Geceli gündüzlü kâbus yaşıyoruz.
Cinayet, tecavüz, taciz, yaralama, kavga, dövüş tüm gündemlerin önüne geçti…
Korkuyoruz… Haberleri korka korka izliyoruz… Gazeteleri korka korka okuyoruz… İnternete girmeye çekiniyoruz… Yeni cinayet, tecavüz haberleri duymaktan korkuyoruz…
Adana’da 6 yaşında bir kız çocuğu işkence edilip, yakılarak öldürüldü. Akhisar’da 9 yaşında bir çocuğun cesedi bulundu…
Hala sapıklar küçücük kız çocuklarına tecavüz etmeye, cinayetler işlemeye devam ediyorlar… Değişen bir şey yok…
Okul dönüşü çocuklarımızın yolunu endişe ile gözlüyoruz… Sağ salim gelince seviniyoruz… Bir yakın dostum, Mersin Üniversitesinde okuyan kızına günde en az iki kez telefon açtığını söylüyor…
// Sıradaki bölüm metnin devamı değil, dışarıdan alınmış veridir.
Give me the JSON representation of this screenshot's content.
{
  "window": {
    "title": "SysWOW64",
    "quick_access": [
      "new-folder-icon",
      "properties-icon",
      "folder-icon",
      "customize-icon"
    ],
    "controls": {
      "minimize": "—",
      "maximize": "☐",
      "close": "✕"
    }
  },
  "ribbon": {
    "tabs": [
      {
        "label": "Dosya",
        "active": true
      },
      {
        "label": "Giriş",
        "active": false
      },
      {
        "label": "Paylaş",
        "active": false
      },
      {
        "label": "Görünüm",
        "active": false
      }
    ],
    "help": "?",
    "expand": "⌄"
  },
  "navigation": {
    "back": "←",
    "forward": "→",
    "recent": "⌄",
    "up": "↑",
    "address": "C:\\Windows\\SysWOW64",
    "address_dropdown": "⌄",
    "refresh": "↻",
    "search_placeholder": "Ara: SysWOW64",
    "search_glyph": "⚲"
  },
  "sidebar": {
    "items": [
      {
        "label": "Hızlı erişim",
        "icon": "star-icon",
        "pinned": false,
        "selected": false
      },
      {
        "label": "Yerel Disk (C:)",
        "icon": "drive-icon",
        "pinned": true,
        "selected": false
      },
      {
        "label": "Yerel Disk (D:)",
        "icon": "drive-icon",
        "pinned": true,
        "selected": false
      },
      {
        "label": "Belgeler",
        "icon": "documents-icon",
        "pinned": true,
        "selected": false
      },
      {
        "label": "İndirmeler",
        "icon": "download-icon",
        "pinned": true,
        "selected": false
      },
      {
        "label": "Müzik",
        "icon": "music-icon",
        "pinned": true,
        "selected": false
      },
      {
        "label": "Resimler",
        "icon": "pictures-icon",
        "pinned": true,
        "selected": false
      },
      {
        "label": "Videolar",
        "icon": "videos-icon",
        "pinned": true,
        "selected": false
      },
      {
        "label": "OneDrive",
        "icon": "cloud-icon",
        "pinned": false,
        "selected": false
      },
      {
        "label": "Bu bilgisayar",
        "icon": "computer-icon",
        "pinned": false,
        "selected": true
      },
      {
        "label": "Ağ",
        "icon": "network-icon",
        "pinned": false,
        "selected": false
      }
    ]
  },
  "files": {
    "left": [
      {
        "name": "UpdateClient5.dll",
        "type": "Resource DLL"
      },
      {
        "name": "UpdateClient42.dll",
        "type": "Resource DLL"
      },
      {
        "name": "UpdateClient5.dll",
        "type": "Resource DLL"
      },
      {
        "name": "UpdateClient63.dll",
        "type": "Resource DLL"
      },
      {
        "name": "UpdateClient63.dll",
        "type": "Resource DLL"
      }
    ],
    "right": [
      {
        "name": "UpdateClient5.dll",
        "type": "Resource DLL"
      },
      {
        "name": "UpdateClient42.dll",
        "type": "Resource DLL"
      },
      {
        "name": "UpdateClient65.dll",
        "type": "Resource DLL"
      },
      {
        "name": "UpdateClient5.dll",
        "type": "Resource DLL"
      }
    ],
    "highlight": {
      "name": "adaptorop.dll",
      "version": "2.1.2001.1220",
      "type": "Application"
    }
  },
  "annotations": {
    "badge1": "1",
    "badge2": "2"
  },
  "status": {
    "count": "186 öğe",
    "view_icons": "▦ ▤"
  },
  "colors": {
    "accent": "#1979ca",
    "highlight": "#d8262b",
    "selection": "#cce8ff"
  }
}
“Özgecan vahşeti” tüm toplumumuzu yasa boğdu…
Bir meslektaşımız, bir gazeteci kartopu oynadığı için bir esnaf tarafından öldürüldü…
CİNNETLİLER TOPLUMU OLDUK… CİNNETLİLER, YÖN VERMEYE BAŞLADI YAŞANTIMIZA…
Sevgi, saygı, hoşgörü, dayanışma, bölüşme yitti, yok oldu… Başını alıp, uzaklara kaçtı…
Sevgi, duygu insanlarını, o güzel insanları arar olduk…
Yaşar Kemal Ustanın deyişiyle… “O iyi insanlar, o güzel atlara binip çekip gittiler. Demirin tuncuna, insanın piçine kaldık…”
Bu günleri, içinde yaşadığımız şu ortamı rüyamızda görsek inanmazdık…
Ama “Balık baştan kokar…” Balık baştan kokuyor şimdi…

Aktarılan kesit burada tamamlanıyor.